Kepala Bappedalitbang Kota Surabaya, Irvan Wahyudrajad menyampaikan, Inovboyo bukan sekadar ajang lomba tahunan, melainkan sebuah katalis revolusi urban.
“Inovboyo 2025 hadir sebagai katalis revolusi urban yang akan mentransformasikan Surabaya menjadi kota yang living innovation ecosystem, atau sebuah kota yang bernapas dengan inovasi, berdetak dengan kreativitas, dan tumbuh dengan kolaborasi lintas generasi,” kata Irvan, Senin (7/7/2025).
Menurut Irvan, konsep inovasi kali ini berlandaskan tiga pilar besar. Pilar pertama adalah Demokratis Inovasi, di mana seluruh lapisan masyarakat mulai dari pedagang kaki lima hingga startup memiliki ruang berkontribusi.
“Visi ini menciptakan Surabaya Inovatif Inklusif, di mana inovasi bukan untuk memonopoli kelompok tertentu, melainkan hak dan tanggung jawab bagi setiap warga kota,” ujarnya.
Pilar kedua menyasar pada penguatan ekonomi sirkular dan berkelanjutan, sedangkan pilar ketiga mengarah pada pemanfaatan teknologi humanis, termasuk AI dan big data, untuk menjawab persoalan kota secara langsung.
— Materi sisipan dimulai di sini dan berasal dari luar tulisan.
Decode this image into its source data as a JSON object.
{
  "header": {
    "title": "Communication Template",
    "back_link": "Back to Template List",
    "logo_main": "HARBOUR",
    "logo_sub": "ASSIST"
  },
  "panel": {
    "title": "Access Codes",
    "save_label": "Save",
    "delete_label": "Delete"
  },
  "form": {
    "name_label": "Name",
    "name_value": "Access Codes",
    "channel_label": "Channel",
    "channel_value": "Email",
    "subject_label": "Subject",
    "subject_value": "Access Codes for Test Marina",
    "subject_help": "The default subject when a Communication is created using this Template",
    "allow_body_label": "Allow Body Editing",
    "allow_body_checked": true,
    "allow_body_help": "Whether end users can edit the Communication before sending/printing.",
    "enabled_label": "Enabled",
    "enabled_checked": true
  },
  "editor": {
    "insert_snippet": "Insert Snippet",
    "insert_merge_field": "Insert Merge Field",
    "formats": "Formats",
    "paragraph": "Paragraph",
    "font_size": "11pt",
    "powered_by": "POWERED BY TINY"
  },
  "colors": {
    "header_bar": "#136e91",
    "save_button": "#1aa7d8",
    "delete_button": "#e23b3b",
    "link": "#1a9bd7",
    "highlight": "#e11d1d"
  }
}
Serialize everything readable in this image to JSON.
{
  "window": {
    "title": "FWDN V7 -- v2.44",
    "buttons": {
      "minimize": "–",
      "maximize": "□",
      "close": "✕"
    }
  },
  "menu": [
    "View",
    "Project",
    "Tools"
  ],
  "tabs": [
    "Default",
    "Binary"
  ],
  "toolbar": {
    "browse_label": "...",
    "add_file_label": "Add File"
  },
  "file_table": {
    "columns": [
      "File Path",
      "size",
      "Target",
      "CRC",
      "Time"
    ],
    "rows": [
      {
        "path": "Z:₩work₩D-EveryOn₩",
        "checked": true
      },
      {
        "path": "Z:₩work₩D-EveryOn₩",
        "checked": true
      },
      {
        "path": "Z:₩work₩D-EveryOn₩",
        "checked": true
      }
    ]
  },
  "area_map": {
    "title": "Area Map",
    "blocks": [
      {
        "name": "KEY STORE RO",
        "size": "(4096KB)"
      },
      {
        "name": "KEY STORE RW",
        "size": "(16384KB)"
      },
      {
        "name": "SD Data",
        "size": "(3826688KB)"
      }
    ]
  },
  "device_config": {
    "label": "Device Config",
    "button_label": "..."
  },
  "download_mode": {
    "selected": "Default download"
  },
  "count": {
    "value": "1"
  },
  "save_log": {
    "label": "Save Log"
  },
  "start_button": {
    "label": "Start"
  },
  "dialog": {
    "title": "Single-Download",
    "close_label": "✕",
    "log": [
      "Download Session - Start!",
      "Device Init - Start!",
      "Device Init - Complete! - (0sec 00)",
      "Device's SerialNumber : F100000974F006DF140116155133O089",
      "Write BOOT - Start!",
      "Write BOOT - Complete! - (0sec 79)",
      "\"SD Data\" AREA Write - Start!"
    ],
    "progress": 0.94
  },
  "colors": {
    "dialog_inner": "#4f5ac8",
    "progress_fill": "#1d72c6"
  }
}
“Bayangkan, jika sistem AI dapat membantu memprediksi banjir dengan akurasi tinggi melalui aplikasi mobile yang terhubung dengan ponsel warga,” terang Irvan.
Inovboyo 2025 membuka peluang luas bagi kemunculan ide-ide progresif dari lingkungan dinas, kecamatan, RSUD, hingga lembaga legislatif. Setiap sudut kota diharapkan dapat menjadi laboratorium inovasi terbuka.